By Thaddeus M. Baklinski
BOGOTA, November 11, 2009 (LifeSiteNews.com) – Colombia's Council of State has suspended a decree issued late last month by the country's Constitutional Court which ruled that all hospitals, whether secular or religious, must retain doctors who are willing to perform abortions.
The court declared that, while individual doctors may refuse to perform abortions on moral grounds, a hospital or other institution, whether public or private, secular or religious, could not invoke moral grounds to refuse to perform abortions. Judges also may not deny requests for abortions based on their own personal values, according to the court.
Colombia decriminalized abortion in cases of rape, incest, certain birth defects, and threats to the mother's life or health in 2006.
The Council of State, which is currently studying a request for annulment of the law allowing abortion, said the Constitutional Court ruling needs to be corrected and properly defined, and thus prohibited any abortions from being carried out until this has taken place.
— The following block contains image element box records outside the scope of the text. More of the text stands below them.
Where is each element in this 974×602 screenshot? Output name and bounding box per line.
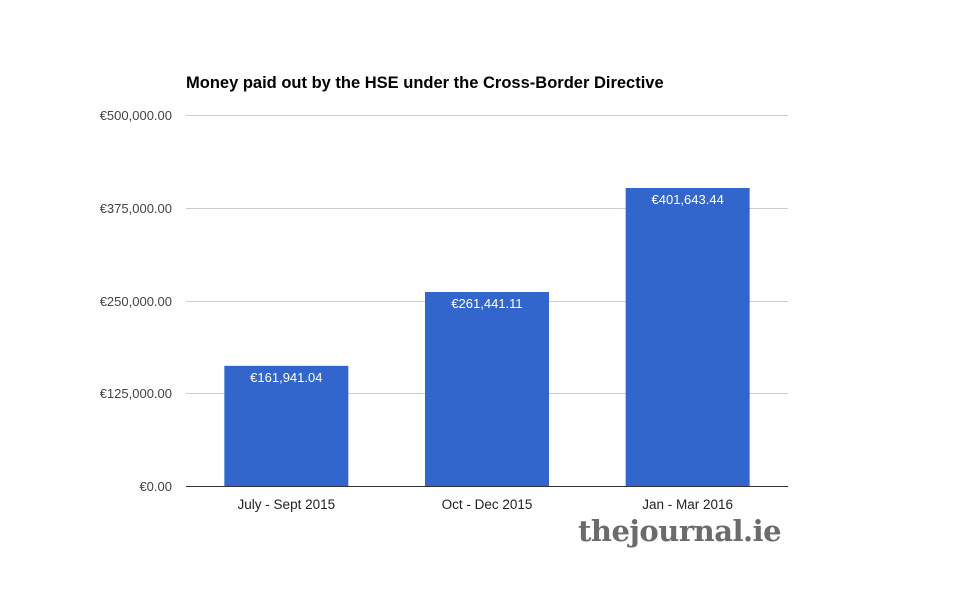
x-tick-label: Oct - Dec 2015 xyxy=(442,497,533,512)
data-label: €161,941.04 xyxy=(250,370,322,385)
y-axis: €0.00 €125,000.00 €250,000.00 €375,000.00 €5… xyxy=(100,108,172,494)
y-tick-label: €250,000.00 xyxy=(100,294,172,309)
y-tick-label: €0.00 xyxy=(139,479,172,494)
bar xyxy=(625,187,750,486)
bars: €161,941.04 €261,441.11 €401,643.44 xyxy=(224,187,750,486)
x-axis: July - Sept 2015 Oct - Dec 2015 Jan - Mar … xyxy=(186,486,788,512)
y-tick-label: €500,000.00 xyxy=(100,108,172,123)
bar xyxy=(425,292,549,486)
chart-title: Money paid out by the HSE under the Cros… xyxy=(186,74,664,92)
data-label: €261,441.11 xyxy=(451,296,522,311)
y-tick-label: €375,000.00 xyxy=(100,201,172,216)
x-tick-label: Jan - Mar 2016 xyxy=(642,497,733,512)
x-tick-label: July - Sept 2015 xyxy=(238,497,336,512)
y-tick-label: €125,000.00 xyxy=(100,386,172,401)
data-label: €401,643.44 xyxy=(652,192,724,207)
bar xyxy=(224,365,349,486)
watermark-logo: thejournal.ie xyxy=(578,514,782,548)
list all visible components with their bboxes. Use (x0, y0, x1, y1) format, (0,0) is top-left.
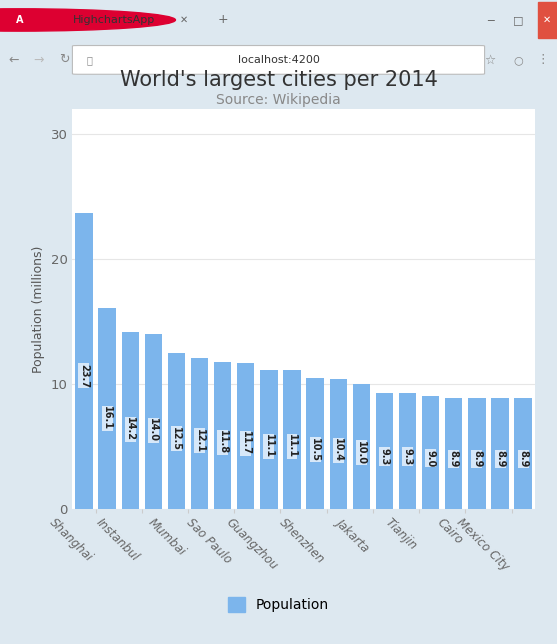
Text: 14.0: 14.0 (148, 418, 158, 442)
Text: 8.9: 8.9 (472, 450, 482, 468)
Text: ✕: ✕ (543, 15, 551, 25)
Bar (468, 398, 486, 509)
Text: 9.0: 9.0 (426, 450, 436, 467)
Text: ○: ○ (513, 55, 523, 65)
Bar (168, 353, 185, 509)
Text: 11.1: 11.1 (264, 435, 274, 459)
Bar (399, 393, 416, 509)
Bar (121, 332, 139, 509)
Bar (214, 361, 231, 509)
Bar (306, 378, 324, 509)
Text: 12.1: 12.1 (194, 429, 204, 453)
Text: 8.9: 8.9 (449, 450, 459, 468)
Text: ⋮: ⋮ (537, 53, 549, 66)
Text: →: → (34, 53, 44, 66)
Bar (145, 334, 162, 509)
Bar (75, 213, 92, 509)
Text: ✕: ✕ (180, 15, 188, 25)
Text: 10.0: 10.0 (356, 440, 367, 464)
Text: ↻: ↻ (59, 53, 69, 66)
Bar (515, 398, 532, 509)
Bar (445, 398, 462, 509)
Text: 11.7: 11.7 (241, 431, 251, 455)
Text: ⓘ: ⓘ (86, 55, 92, 65)
Bar (422, 397, 439, 509)
Text: 10.4: 10.4 (333, 439, 343, 462)
Text: World's largest cities per 2014: World's largest cities per 2014 (120, 70, 437, 91)
Text: 10.5: 10.5 (310, 438, 320, 462)
Text: 14.2: 14.2 (125, 417, 135, 441)
Circle shape (0, 9, 175, 31)
Text: ─: ─ (487, 15, 494, 25)
Text: ☆: ☆ (485, 53, 496, 66)
Bar (191, 358, 208, 509)
Text: HighchartsApp: HighchartsApp (72, 15, 155, 25)
Bar (330, 379, 347, 509)
Text: 23.7: 23.7 (79, 364, 89, 388)
Bar (353, 384, 370, 509)
Text: 12.5: 12.5 (172, 426, 182, 451)
Text: 9.3: 9.3 (403, 448, 413, 465)
Bar (538, 2, 557, 38)
Text: 16.1: 16.1 (102, 406, 112, 430)
Text: 9.3: 9.3 (379, 448, 389, 465)
Text: □: □ (513, 15, 523, 25)
Bar (284, 370, 301, 509)
Text: 11.8: 11.8 (218, 430, 228, 455)
Y-axis label: Population (millions): Population (millions) (32, 245, 45, 373)
Legend: Population: Population (222, 592, 335, 618)
Text: Source: Wikipedia: Source: Wikipedia (216, 93, 341, 107)
Text: 8.9: 8.9 (495, 450, 505, 468)
Text: localhost:4200: localhost:4200 (238, 55, 319, 65)
Text: +: + (217, 14, 228, 26)
Text: A: A (16, 15, 23, 25)
Bar (99, 308, 116, 509)
Bar (491, 398, 509, 509)
Bar (376, 393, 393, 509)
Text: 8.9: 8.9 (518, 450, 528, 468)
Text: 11.1: 11.1 (287, 435, 297, 459)
FancyBboxPatch shape (72, 46, 485, 74)
Text: ←: ← (9, 53, 19, 66)
Bar (260, 370, 277, 509)
Bar (237, 363, 255, 509)
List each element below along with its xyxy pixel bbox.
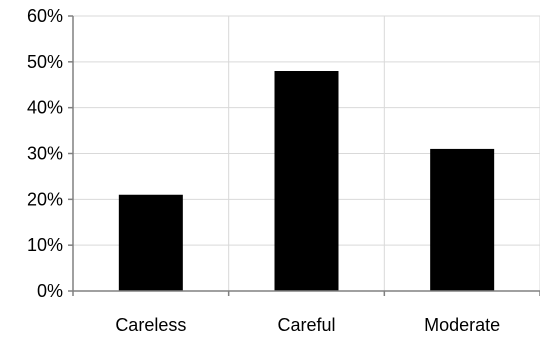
bar-careful (274, 71, 339, 291)
category-labels: Careless Careful Moderate (115, 315, 500, 335)
y-tick-label: 0% (37, 281, 63, 301)
y-tick-label: 20% (27, 189, 63, 209)
y-tick-label: 50% (27, 52, 63, 72)
category-label: Careful (277, 315, 335, 335)
bar-careless (118, 194, 183, 291)
category-label: Moderate (424, 315, 500, 335)
y-tick-label: 60% (27, 6, 63, 26)
y-tick-label: 10% (27, 235, 63, 255)
y-tick-labels: 0% 10% 20% 30% 40% 50% 60% (27, 6, 63, 301)
y-tick-label: 40% (27, 98, 63, 118)
y-tick-label: 30% (27, 144, 63, 164)
axes (68, 15, 540, 296)
bars (118, 71, 495, 291)
category-label: Careless (115, 315, 186, 335)
bar-moderate (430, 148, 495, 291)
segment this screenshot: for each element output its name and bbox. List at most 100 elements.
Colombia's pro-life Inspector General, Alejandro Ordoñez, requested that the State Council nullify both the Constitutional Court decree and a corresponding order to the ministries of Education and Social Protection requiring all schools to teach students about abortion rights.
“The order to design and set in motion massive campaigns promoting abortion as a right is superceded by jurisprudential guidelines laid out by the same Court in its C-355 ruling of 2006, when it maintained [abortion's] character as a crime with three exceptions without referring to it as a human right,” Ordoñez told the newspaper El Tiempo.